Congressional hearings on local immigration enforcement Thursday repeatedly focused on racial profiling allegations against the Maricopa County Sheriff's Office.
However, the House Judiciary Committee did not keep its attention there during a wide-ranging debate over the "287(g)" program, which grants state and local law enforcement federal authority to identify and arrest illegal immigrants.
And by the hearings' end, scrutiny had turned from Maricopa County Sheriff Joe Arpaio to Mesa Police Chief George Gascón. Specifically, congressmen questioned about who paid for Gascón's trip to Washington, D.C., to testify.
The hearings opened with testimony from Julio Cesar Mora, a 19-year-old Avondale resident. Mora told the committee that around 5 a.m. Feb. 11, MCSO deputies in two black SUVs pulled over the vehicle Mora and his father rode in shortly before they arrived for work at Handyman Maintenance in Phoenix.
MCSO was raiding the landscaping firm at the time.
Deputies had arrest warrants for roughly 40 suspected illegal immigrants working for the firm, which had a contract to do work for Maricopa County.
Mora said he was born in the United States and that his father became a U.S. citizen long ago.
Regardless, Mora said, deputies detained them and placed their wrists in zip-tie handcuffs. Deputies patted down the father and son and held them for three hours without criminal charges or a known probable cause, Mora said.
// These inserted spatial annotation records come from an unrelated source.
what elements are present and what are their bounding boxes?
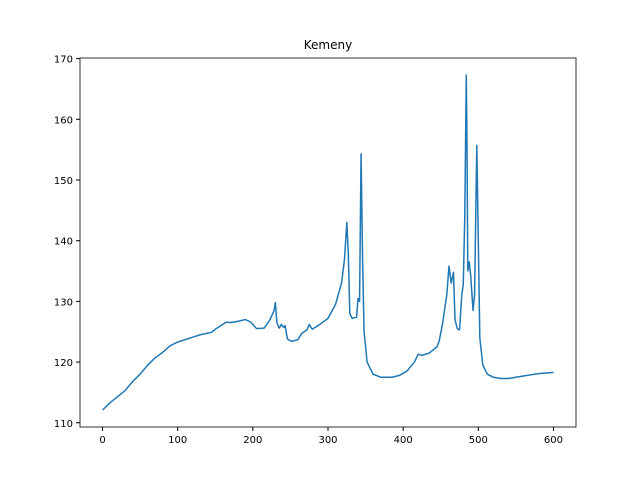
x-tick-label: 200 [243, 435, 262, 446]
y-tick-label: 170 [54, 55, 73, 66]
x-tick-label: 400 [394, 435, 413, 446]
data-line [102, 74, 554, 411]
chart-title: Kemeny [304, 38, 352, 52]
y-tick-label: 150 [54, 176, 73, 187]
y-tick-label: 160 [54, 115, 73, 126]
x-tick-label: 300 [318, 435, 337, 446]
x-tick-label: 500 [469, 435, 488, 446]
plot-frame [79, 57, 577, 428]
y-tick-label: 120 [54, 358, 73, 369]
x-tick-label: 600 [544, 435, 563, 446]
y-tick-label: 140 [54, 237, 73, 248]
y-tick-label: 130 [54, 297, 73, 308]
y-tick-label: 110 [54, 419, 73, 430]
x-tick-label: 0 [99, 435, 105, 446]
x-tick-label: 100 [168, 435, 187, 446]
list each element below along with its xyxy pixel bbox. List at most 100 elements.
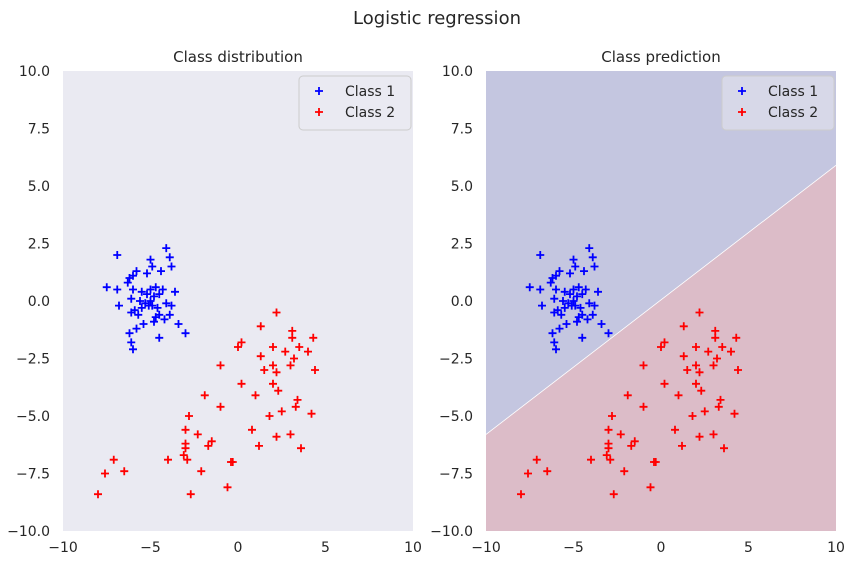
data-point — [237, 379, 246, 388]
data-point — [148, 262, 157, 271]
legend-box — [298, 75, 412, 131]
data-point — [588, 310, 597, 319]
data-point — [697, 386, 706, 395]
data-point — [144, 301, 153, 310]
y-tick-label: −5.0 — [439, 409, 473, 425]
x-tick-label: −10 — [471, 540, 501, 556]
y-tick-label: 0.0 — [28, 294, 50, 310]
data-point — [630, 437, 639, 446]
data-point — [606, 455, 615, 464]
data-point — [193, 430, 202, 439]
data-point — [137, 287, 146, 296]
data-point — [295, 343, 304, 351]
y-tick-label: −10.0 — [430, 524, 473, 540]
data-point — [197, 467, 206, 476]
data-point — [143, 269, 151, 278]
data-point — [286, 361, 295, 370]
data-point — [181, 329, 190, 338]
data-point — [609, 490, 618, 499]
x-tick-label: 10 — [827, 540, 845, 556]
legend-marker — [315, 108, 323, 116]
data-point — [255, 441, 263, 450]
decision-boundary — [485, 164, 837, 435]
data-point — [550, 294, 559, 303]
data-point — [127, 338, 136, 347]
data-point — [127, 294, 136, 303]
data-point — [237, 338, 246, 347]
data-point — [704, 347, 713, 356]
data-point — [109, 455, 118, 464]
data-point — [157, 267, 165, 276]
data-point — [692, 343, 700, 351]
data-point — [585, 299, 594, 308]
x-tick-label: 0 — [234, 540, 243, 556]
data-point — [130, 306, 139, 315]
data-point — [102, 283, 111, 292]
data-point — [94, 490, 102, 499]
data-point — [678, 441, 686, 450]
data-point — [720, 444, 728, 453]
axes-title: Class distribution — [173, 48, 303, 66]
data-point — [151, 283, 160, 292]
data-point — [185, 412, 193, 420]
y-tick-label: 7.5 — [28, 122, 50, 138]
data-point — [228, 458, 237, 466]
data-point — [683, 366, 692, 374]
data-point — [716, 395, 725, 404]
data-point — [597, 320, 606, 328]
data-point — [732, 333, 741, 342]
data-point — [183, 455, 192, 464]
data-point — [251, 391, 260, 400]
data-point — [679, 352, 688, 361]
data-point — [578, 333, 587, 342]
legend-label: Class 2 — [768, 105, 818, 121]
data-point — [567, 301, 576, 310]
legend-marker — [315, 87, 323, 95]
data-point — [181, 444, 190, 453]
data-point — [216, 361, 225, 370]
data-point — [158, 285, 167, 294]
data-point — [132, 267, 141, 276]
data-point — [560, 287, 569, 296]
data-point — [288, 326, 297, 335]
data-point — [588, 253, 597, 262]
data-point — [123, 278, 132, 287]
data-point — [291, 402, 300, 411]
data-point — [536, 251, 545, 259]
data-point — [695, 368, 704, 377]
data-point — [113, 285, 122, 294]
y-tick-label: 7.5 — [451, 122, 473, 138]
legend: Class 1 Class 2 — [298, 75, 412, 131]
data-point — [660, 338, 669, 347]
data-point — [620, 467, 629, 476]
data-point — [569, 297, 578, 305]
data-point — [272, 432, 281, 441]
plot-background — [63, 71, 413, 531]
data-point — [566, 269, 574, 278]
data-point — [727, 347, 735, 356]
data-point — [679, 322, 688, 331]
data-point — [604, 329, 613, 338]
data-point — [623, 391, 632, 400]
figure-suptitle: Logistic regression — [353, 8, 521, 29]
data-point — [548, 329, 557, 338]
data-point — [604, 425, 613, 434]
data-point — [281, 347, 290, 356]
data-point — [256, 352, 265, 361]
data-point — [269, 361, 277, 370]
legend-label: Class 1 — [768, 84, 818, 100]
data-point — [578, 290, 587, 299]
data-point — [204, 441, 213, 450]
data-point — [290, 354, 298, 363]
y-tick-label: 10.0 — [442, 64, 473, 80]
data-point — [718, 343, 727, 351]
data-point — [223, 483, 232, 492]
data-point — [639, 361, 648, 370]
data-point — [155, 290, 164, 299]
data-point — [560, 303, 569, 312]
data-point — [132, 324, 141, 333]
y-tick-label: −2.5 — [439, 352, 473, 368]
data-point — [688, 412, 697, 420]
data-point — [129, 345, 137, 354]
data-point — [573, 292, 581, 301]
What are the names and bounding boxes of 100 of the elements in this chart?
"I don't know why the officers stopped us out of all the vehicles on the road," Mora said.
MCSO Deputy Doug Matteson declined to comment on Mora's allegations Thursday, adding the sheriff's office is looking into the matter.
The hearings were intended to focus on the 287(g) program, named after the provision in federal immigration law that created it. The program allows Immigration and Customs Enforcement to formally partner with state, local police and correctional systems to apprehend illegal immigrants.
The federal government connects partner agencies to the federal database of known illegal immigrants and provides officers with training, making them quasi-federal agents.
Much of the hearing focused on personal anecdotes, like Mora's.
The Judiciary Committee also heard from Ray Tranchant, a Virginia resident whose daughter was killed by an illegal immigrant who was driving drunk in 2007. The drunken driver should have been deported twice before the fatal crash after alcohol-related convictions.
"It takes undesirable people and puts them at the back of the immigration line," Tranchant said of the 287(g) program. "If you're a drunk, go home. If you're a murderer, go home."
Kris Kobach, a University of Missouri-Kansas City law professor and former special counsel to the U.S. Attorney General, told the committee that the program has led to 43,000 deportations.
From 2001-03, Kobach helped negotiate ICE's first two partnerships with state police agencies in Florida and Alabama.
Since then, the number of 287(g) partnerships has grown exponentially, to 67 agencies employing almost 1,000 federally trained officers.
If the program were causing serious problems, Kobach said agencies wouldn't be lining up to partner with ICE.
"Anyone is free to leave the program," Kobach said. "No one has."
Only two of the eight witnesses were from Maricopa County, but the testimony kept going back to Arpaio.
MCSO has the largest contingent of such agents: 100 deputies and 60 detention officers.
Arpaio has also conducted several high-profile immigration enforcement operations, some in largely Hispanic neighborhoods without evidence of criminal activity.
Gascón, an Arpaio critic, said police officers targeting illegal immigrants breeds distrust with minority communities.
"The impact on local law enforcement in this politically charged environment can be devastating," he said.
Prior to the hearing, Gascón had said that he did not intend to discuss Arpaio.
But under questioning, Gascón recounted last year's immigration raid on Mesa City Hall and generally criticized Arpaio's immigration enforcement.
Arpaio had several defenders among the committee's Republicans.
"The reason that I don't believe Sheriff Arpaio is guilty of racial profiling, as some have said, is simply my own observations and he has personally assured me that this is not the case," said Rep. Trent Franks, R-Ariz.
Further, Franks said illegal immigrants commit 53 percent of Maricopa County's violent crimes. "Racial profiling is taking place based on that statistical reality," he said.
Franks did not cite a source for the figure.
An analysis of court data conducted last year by the Maricopa County Attorney's Office found that illegal immigrants were convicted in 16 percent of the county's violent crime cases. County attorney Andrew Thomas is a staunch opponent of illegal immigration and a close Arpaio ally.
The hearings ended with a tense exchange between Gascón and Rep. Ted Poe, R-Texas, over the police chief's travel expenses.
"Who paid your way to get here today?" Poe asked. Gascón replied by repeating the question.
"You heard me," Poe said. "Who paid your way?"
"A group of nonprofit organizations that are seeking immigration reform," Gascón answered.
"Would you agree with the statement that we dance with the one who brung us?" Poe said, suggesting that Gascón was essentially paid for his testimony.
The police chief bristled at Poe's comment, reciting his military service and long law enforcement career.
"I don't dance with anyone," Gascón replied.